Ей вспомнилось, как в первом классе сестра Габриелла сравнивала исповедь с омовением души. Розе представлялось тогда, что она лежит распростертая на столе, а над ней склонился священник. Рукава сутаны закатаны, ладони в мыльной пене — и он изо всех сил оттирает ее душу, а затем налагает епитимью, торопливо произносит молитвы „Отче наш" и „Аве Мария", словно разбрызгивает последние капли воды, чтобы стереть остатки грязи.
Но сегодня — Роза в этом убеждена — ее душа настолько черна, что никакими стараниями ее не отмыть. Самое лучшее, на что она может надеяться, это довести цвет до грязно-серого — такой бывает в коммерческой рекламе по ТВ, когда показывают результат применения не того моющего средства, которое требуется.
— …Уже две недели, как я не исповедовалась, падре, — продолжила она тихим шепотом.

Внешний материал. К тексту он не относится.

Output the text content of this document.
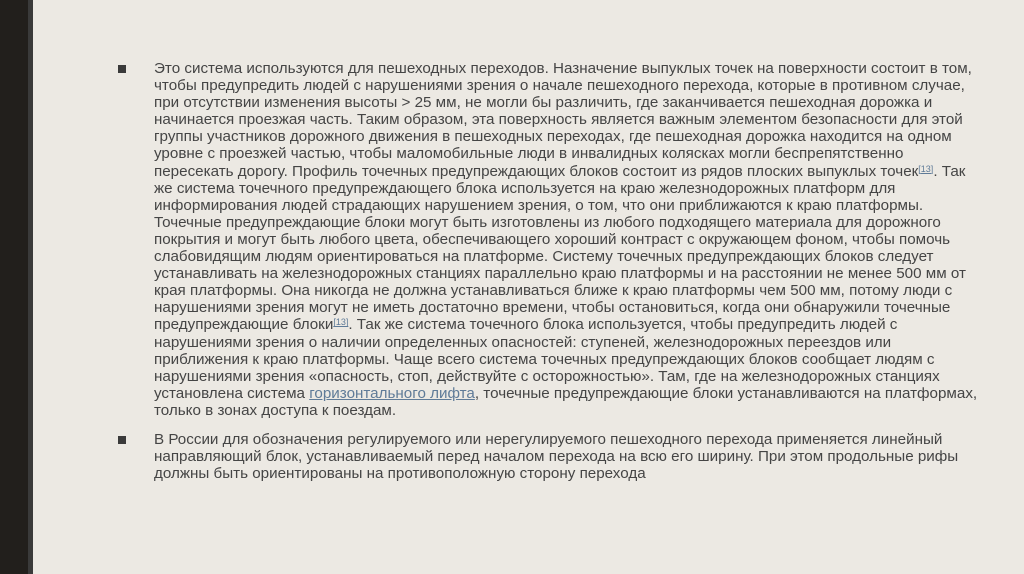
Это система используются для пешеходных переходов. Назначение выпуклых точек на поверхности состоит в том, чтобы предупредить людей с нарушениями зрения о начале пешеходного перехода, которые в противном случае, при отсутствии изменения высоты > 25 мм, не могли бы различить, где заканчивается пешеходная дорожка и начинается проезжая часть. Таким образом, эта поверхность является важным элементом безопасности для этой группы участников дорожного движения в пешеходных переходах, где пешеходная дорожка находится на одном уровне с проезжей частью, чтобы маломобильные люди в инвалидных колясках могли беспрепятственно пересекать дорогу. Профиль точечных предупреждающих блоков состоит из рядов плоских выпуклых точек[13]. Так же система точечного предупреждающего блока используется на краю железнодорожных платформ для информирования людей страдающих нарушением зрения, о том, что они приближаются к краю платформы. Точечные предупреждающие блоки могут быть изготовлены из любого подходящего материала для дорожного покрытия и могут быть любого цвета, обеспечивающего хороший контраст с окружающем фоном, чтобы помочь слабовидящим людям ориентироваться на платформе. Систему точечных предупреждающих блоков следует устанавливать на железнодорожных станциях параллельно краю платформы и на расстоянии не менее 500 мм от края платформы. Она никогда не должна устанавливаться ближе к краю платформы чем 500 мм, потому люди с нарушениями зрения могут не иметь достаточно времени, чтобы остановиться, когда они обнаружили точечные предупреждающие блоки[13]. Так же система точечного блока используется, чтобы предупредить людей с нарушениями зрения о наличии определенных опасностей: ступеней, железнодорожных переездов или приближения к краю платформы. Чаще всего система точечных предупреждающих блоков сообщает людям с нарушениями зрения «опасность, стоп, действуйте с осторожностью». Там, где на железнодорожных станциях установлена система горизонтального лифта, точечные предупреждающие блоки устанавливаются на платформах, только в зонах доступа к поездам.
В России для обозначения регулируемого или нерегулируемого пешеходного перехода применяется линейный направляющий блок, устанавливаемый перед началом перехода на всю его ширину. При этом продольные рифы должны быть ориентированы на противоположную сторону перехода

Роза посмотрела на решетку исповедальни. Сквозь нее смутно угадывался силуэт священника. Когда она была маленькая, вспомнилось ей, то верила, что там, за решеткой, сам Господь Бог… Ну, почти… Скорее, Бог говорил с ней через Его вестника, все равно как по междугородному телефону, только находился он значительно дальше, чем Топека или Миннеаполис.
Сейчас она, конечно, знает, что за решеткой никакой не Бог, а всего лишь старый отец Донахью. Тот самый, что на воскресной мессе все время хрипит и откашливается и чья ладонь, опускающая на ее высунутый язык облатку, пахнет сигаретами. Но все равно, пусть это не Бог, а скрипучий старый падре, страх, сидящий глубоко в животе, не отпускает. Потому что сейчас судить ее все-таки будет сам Господь. Если захочет, он может устроить автомобильную катастрофу и сделать ее инвалидом или наслать на нее рак — и она исчезнет насовсем. Взять хотя бы ту бедняжку, о которой рассказывала им сестра Перпетуа: она усомнилась в своей вере и решила, что беременна, а когда ей разрезали живот, то обнаружили, что внутри у нее не ребенок, а чудовищная опухоль (по словам сестры, даже с зубами и волосами)размером с арбуз.